It’s often said that because pi is an infinite, non-repeating decimal it must contain all possible lengths of digits and then can be transformed into jpegs of the Mona Lisa or whatever.
A common response is that that isn’t true because infinite and non-repeating doesn’t imply that the digits are equiprobable. Pi is believed to be “normal” but it hasn’t been proven.
Even that is too weak though, yes? 0.1234567891122334455… is a normal number but will never contain “2234.”
Is there a name for the property that every possible string of digits will appear in a decimal representation of a number?
A disjunctive sequence contains every finite string. I’m not sure if there’s a specific name for a number formed by adding a radix point to a disjunctive sequence.
The definition of a Normal number that limits it to equiprobable single digits is not strictly correct. Equiprobability of digits is a property of normal numbers but it is insufficient to establish normality.
The example given, for example, 0.123456789112233445566… is not normal and not just because there are no 0’s. It will not contain all finite length strings of possible digits.
All normal numbers are disjunctive, i.e. they will contain every finite string, but not all disjunctive numbers will be normal.
So, the answer to the OP is normal numbers is the name of such numbers, at least for finite length subsequences. Clearly, containing every possible infinite length decimal expansion would be a different beast.
Edit:
Also, it is worth noting there is a difference between being absolutely normal and being simply normal in a particular base. There are numbers that are not normal in base 10 but are normal in other bases.

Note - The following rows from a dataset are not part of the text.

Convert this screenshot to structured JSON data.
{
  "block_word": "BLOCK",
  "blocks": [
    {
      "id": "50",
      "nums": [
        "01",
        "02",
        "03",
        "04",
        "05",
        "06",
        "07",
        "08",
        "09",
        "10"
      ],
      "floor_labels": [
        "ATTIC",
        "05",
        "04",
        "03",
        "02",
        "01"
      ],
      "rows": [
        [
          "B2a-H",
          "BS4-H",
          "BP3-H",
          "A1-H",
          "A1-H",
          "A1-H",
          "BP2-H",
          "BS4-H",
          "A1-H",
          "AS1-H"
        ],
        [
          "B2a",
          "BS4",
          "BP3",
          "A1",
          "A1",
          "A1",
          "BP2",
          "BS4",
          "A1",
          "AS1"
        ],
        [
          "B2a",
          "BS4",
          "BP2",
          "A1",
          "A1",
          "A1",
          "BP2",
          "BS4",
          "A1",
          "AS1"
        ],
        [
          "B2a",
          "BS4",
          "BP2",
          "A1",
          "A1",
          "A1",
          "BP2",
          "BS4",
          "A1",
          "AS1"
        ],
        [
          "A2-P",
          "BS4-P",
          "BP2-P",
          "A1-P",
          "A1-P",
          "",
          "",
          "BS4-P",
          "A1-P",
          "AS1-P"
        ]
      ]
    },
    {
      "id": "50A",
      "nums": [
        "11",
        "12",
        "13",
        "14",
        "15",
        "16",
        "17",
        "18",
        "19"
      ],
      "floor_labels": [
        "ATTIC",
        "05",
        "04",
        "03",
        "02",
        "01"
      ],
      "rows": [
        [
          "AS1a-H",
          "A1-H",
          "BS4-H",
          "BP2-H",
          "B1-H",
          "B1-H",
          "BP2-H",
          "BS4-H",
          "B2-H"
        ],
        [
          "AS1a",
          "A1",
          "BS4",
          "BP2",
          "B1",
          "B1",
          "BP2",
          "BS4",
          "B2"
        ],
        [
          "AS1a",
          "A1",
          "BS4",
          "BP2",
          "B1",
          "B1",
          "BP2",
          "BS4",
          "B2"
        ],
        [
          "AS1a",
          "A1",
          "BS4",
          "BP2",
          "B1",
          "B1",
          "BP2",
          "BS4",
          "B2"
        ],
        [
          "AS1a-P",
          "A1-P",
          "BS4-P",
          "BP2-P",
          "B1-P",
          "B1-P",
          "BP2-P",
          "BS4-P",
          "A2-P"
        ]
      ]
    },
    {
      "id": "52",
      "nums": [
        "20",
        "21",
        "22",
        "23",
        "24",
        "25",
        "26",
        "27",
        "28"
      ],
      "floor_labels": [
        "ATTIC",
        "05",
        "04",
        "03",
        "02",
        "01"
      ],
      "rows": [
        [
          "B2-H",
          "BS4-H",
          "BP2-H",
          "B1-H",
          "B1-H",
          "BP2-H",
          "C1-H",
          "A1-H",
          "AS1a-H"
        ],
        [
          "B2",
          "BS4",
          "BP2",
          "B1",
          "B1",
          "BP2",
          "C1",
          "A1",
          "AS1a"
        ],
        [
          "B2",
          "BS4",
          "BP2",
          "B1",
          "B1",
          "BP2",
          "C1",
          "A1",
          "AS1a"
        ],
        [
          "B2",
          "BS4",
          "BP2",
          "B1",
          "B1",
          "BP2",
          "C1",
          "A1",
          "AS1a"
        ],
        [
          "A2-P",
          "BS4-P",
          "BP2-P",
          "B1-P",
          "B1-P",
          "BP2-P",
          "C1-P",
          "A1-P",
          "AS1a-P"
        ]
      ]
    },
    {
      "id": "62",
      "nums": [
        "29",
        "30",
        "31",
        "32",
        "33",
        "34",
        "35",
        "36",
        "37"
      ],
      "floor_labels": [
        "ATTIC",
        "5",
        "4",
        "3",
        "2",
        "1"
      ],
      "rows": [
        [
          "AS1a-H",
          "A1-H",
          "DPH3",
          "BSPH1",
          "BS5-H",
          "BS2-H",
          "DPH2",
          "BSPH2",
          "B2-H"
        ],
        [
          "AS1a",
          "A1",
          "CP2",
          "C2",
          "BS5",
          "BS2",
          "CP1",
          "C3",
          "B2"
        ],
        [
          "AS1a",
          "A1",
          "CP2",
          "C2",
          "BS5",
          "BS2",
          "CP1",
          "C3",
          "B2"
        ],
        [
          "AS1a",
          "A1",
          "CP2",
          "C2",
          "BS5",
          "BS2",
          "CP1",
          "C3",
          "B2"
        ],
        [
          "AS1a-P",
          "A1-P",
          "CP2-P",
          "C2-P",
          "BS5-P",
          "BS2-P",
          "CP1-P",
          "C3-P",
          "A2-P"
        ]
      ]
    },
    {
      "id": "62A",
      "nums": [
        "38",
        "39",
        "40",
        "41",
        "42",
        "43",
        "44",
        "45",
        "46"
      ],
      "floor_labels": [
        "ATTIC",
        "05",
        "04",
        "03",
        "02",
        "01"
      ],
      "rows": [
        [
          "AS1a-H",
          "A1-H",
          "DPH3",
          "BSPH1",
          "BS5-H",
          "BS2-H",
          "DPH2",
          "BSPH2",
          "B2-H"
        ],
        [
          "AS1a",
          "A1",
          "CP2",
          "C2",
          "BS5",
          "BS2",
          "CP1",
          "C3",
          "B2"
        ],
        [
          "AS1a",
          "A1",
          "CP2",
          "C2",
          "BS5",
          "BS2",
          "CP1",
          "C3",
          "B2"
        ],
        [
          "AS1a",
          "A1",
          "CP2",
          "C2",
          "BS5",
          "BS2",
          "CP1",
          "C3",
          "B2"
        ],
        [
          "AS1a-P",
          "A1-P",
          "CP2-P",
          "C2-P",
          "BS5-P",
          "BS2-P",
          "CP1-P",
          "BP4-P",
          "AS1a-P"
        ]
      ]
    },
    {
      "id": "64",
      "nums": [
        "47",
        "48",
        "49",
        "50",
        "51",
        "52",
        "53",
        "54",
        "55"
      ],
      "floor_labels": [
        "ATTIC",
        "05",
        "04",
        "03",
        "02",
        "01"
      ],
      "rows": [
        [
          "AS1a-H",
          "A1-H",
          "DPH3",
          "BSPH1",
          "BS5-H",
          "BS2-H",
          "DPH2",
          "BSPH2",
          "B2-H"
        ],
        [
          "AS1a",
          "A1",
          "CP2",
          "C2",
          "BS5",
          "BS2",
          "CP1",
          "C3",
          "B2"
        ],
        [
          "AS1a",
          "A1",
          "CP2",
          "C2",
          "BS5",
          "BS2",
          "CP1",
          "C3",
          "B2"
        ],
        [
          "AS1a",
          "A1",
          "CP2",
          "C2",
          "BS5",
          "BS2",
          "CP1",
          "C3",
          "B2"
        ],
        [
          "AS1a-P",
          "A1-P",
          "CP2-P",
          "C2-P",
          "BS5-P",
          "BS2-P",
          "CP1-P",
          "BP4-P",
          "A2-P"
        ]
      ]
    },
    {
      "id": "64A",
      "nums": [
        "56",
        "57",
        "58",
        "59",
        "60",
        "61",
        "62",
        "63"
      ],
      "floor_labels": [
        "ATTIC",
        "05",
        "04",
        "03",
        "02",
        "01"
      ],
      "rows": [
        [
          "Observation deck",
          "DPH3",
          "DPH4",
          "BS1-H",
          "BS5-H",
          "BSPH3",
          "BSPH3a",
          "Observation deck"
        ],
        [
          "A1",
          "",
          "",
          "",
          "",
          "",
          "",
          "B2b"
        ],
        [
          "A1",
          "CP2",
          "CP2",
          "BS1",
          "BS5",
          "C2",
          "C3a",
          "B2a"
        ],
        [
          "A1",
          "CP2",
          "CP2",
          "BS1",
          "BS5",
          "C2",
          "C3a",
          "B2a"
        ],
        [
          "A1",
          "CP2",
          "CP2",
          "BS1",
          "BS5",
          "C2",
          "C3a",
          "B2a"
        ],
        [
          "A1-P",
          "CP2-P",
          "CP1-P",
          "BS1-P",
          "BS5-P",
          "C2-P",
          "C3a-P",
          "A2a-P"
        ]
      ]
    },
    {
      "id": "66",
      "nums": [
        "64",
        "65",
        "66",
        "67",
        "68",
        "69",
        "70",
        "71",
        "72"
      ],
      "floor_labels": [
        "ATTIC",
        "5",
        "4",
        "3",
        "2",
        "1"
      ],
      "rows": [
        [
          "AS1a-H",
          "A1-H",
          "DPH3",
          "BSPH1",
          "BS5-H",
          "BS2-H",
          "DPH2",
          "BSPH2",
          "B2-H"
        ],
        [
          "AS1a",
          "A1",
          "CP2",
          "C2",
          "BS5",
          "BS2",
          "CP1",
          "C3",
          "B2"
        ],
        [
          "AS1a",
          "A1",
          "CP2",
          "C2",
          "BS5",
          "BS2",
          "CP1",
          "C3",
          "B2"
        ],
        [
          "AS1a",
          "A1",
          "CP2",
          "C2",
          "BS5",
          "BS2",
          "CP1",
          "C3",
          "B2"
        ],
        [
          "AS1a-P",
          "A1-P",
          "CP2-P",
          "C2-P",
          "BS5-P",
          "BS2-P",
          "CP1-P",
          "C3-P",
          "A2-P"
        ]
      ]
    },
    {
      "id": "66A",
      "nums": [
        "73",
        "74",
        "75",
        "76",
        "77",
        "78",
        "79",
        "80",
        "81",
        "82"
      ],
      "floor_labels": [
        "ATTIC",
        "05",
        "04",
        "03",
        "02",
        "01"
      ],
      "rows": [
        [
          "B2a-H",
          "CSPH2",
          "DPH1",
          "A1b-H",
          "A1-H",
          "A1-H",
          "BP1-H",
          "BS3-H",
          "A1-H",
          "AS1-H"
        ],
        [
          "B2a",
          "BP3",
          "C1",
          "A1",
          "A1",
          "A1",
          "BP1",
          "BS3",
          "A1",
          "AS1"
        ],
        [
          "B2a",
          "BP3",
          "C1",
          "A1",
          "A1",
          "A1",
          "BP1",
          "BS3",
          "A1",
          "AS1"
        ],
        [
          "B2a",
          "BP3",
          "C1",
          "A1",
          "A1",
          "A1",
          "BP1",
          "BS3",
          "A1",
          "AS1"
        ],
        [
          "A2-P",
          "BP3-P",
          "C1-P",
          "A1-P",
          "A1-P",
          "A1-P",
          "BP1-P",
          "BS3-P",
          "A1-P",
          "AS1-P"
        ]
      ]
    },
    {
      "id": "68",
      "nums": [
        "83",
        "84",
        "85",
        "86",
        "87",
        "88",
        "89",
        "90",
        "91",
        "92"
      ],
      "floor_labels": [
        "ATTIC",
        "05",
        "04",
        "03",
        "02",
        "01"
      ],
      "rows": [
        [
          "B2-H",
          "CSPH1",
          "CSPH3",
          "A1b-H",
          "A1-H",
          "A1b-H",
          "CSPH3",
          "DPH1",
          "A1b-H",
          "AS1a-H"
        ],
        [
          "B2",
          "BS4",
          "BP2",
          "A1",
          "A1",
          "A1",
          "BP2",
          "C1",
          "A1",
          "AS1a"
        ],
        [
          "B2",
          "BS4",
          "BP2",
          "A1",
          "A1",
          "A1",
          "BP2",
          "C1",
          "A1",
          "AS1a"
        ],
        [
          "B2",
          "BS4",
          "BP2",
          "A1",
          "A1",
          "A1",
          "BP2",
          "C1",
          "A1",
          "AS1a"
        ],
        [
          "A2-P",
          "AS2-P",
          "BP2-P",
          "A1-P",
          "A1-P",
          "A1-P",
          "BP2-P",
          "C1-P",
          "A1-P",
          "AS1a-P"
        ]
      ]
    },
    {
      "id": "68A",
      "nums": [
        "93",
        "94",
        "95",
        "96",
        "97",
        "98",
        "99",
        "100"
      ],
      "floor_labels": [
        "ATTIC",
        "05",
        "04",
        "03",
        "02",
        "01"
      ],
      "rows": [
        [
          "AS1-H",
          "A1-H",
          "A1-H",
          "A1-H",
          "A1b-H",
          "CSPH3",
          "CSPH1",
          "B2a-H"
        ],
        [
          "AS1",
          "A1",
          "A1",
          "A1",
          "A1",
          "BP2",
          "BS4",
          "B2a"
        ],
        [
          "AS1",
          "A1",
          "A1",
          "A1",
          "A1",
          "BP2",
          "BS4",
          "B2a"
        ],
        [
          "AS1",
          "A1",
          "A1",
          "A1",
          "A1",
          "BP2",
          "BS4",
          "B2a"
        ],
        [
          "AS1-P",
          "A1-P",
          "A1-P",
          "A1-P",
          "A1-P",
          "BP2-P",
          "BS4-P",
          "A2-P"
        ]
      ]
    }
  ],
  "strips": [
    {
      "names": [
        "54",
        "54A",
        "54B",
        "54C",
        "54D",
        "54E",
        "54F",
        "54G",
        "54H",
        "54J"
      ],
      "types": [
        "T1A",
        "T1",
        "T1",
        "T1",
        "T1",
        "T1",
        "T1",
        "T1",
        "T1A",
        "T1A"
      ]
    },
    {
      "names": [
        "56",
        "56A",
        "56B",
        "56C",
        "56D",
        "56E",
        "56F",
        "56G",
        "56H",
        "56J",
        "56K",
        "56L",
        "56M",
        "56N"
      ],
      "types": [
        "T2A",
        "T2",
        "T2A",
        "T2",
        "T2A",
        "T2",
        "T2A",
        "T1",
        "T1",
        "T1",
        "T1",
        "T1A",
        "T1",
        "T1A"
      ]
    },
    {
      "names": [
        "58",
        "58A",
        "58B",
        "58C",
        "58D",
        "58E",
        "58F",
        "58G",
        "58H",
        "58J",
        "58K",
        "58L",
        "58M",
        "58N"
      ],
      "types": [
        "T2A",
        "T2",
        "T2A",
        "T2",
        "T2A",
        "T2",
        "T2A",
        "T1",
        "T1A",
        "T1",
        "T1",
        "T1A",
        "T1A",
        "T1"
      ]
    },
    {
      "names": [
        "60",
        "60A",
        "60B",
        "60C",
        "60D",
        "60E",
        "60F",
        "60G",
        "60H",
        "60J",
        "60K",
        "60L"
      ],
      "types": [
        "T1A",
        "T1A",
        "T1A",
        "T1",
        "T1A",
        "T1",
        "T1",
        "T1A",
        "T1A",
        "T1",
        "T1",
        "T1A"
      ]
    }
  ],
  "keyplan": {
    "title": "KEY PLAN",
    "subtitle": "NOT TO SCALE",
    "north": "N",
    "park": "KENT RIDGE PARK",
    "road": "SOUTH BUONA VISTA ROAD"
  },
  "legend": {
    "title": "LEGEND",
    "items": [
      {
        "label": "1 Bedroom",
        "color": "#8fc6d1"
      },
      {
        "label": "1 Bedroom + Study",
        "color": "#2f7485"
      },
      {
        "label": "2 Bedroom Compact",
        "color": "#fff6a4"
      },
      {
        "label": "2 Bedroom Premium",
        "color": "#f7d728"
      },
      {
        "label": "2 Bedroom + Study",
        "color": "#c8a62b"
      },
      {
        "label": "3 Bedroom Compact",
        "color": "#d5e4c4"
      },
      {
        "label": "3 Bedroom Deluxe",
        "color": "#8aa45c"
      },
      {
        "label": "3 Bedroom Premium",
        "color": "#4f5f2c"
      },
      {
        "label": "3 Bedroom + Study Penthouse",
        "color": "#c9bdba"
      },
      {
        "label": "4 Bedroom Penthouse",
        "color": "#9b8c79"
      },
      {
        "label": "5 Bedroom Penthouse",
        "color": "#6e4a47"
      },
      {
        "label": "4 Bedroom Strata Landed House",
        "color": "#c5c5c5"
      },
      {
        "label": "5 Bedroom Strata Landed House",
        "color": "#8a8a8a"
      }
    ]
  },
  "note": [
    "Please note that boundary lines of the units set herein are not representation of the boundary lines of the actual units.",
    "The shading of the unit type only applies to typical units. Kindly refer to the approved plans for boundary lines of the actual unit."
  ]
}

Certain numbers (like e or pi) are suspected of being normal across all integer bases but this hasn’t been proven.
If we think of a (infinite) sequence of digits expressed in some base as a coded message, and containing certain specific information, wouldn’t the information still be present even if the message was expressed in a different base/code? Are only certain bases capable of containing (or encoding) all the information? Or is being normal not really ‘information’.
Phrased differently, if we can convert an expression from one base to another, isn’t the information they contain the same, including any property of normality?
As my Information Theory professor once said, it depends on how one defines “information”, which has always been a bit nebulous. Numbers are numbers, so, in one sense, they contain the same “information” no matter the base in which they are represented. But the concept or normality concerns that representation itself.
In this particular case, the OP is mixing a few things up.
There is the concept of a “simply” or “weakly” normal number. This is simply a number for which single digits can appear equiprobably. The thing is, rational numbers can be simply normal. For example 0.012345678901234567890123456789… (0123456789 repeating) is simply normal in base 10, even though it is a rational number.
Irrational numbers can be simply normal without being ‘regular’ normal in a particular base. They can also be simply normal in one base without being normal at all in another base. For example, the binary number 0.10101010… (2/3 in base 10) is both simply normal in base 2 but not normal in base 10.
Then there are generally normal numbers, which contain all finite possible integer subsequences. For base 10, a well known example is Champernowne’s number, i.e. 0.01234567891011121314… (i.e. just tag on each successive positive integer to the last). By construction, this number is fully normal in base 10 but it is not known if it is normal in any other base. Perhaps it is, but there is no proof.
One of the more interesting things is (and it is always a bit wonky when discussing infinite sets) that ‘almost every’ real number is normal. It can be proved that the set of non-normal real numbers has Lebesgue measure 0. What that means - as an example, the subset of real numbers that consists of only integers (or any countable subset of the reals) has Lebesgue measure 0, i.e. there are “more” normal reals than non-normal reals (whatever “more” means when comparing infinite sets).
In fact, most real numbers are truly normal, not just in any one base, but in every base. Practically speaking, what this means is that every number is normal, unless there’s some good reason for it to not be normal. Rational numbers have good reason not to be normal. A number of specially-constructed numbers have good reason not to be normal. But nobody knows of any good reason for pi to not be normal, so we guess that it is. Maybe we’re wrong: Maybe there’s some good reason why pi wouldn’t be normal, and we just haven’t discovered it yet. We don’t know for sure, and probably can’t know for sure.
This sentence makes it appear that you are arguing that normality and containing every sequence of digits are equivalent. This is not true (and given your subsequent posts you probably know this and just didn’t express it well in this post.) The property described in the OP is an necessary condition for normality but not a sufficient condition. For example we could write a sequence of digits that first goes through every combination of single digits, and then goes through every combination of 2 digits, then every combination of 3 digits etc. and so eventually hit every combination of N digits for any finite N. If we then placed separators between each of these sequences containing a number of 9’s equal the the digits in the sequence being separated, then it would still contain every sequence of numbers but wouldn’t be normal, since about half of the digits would be 9.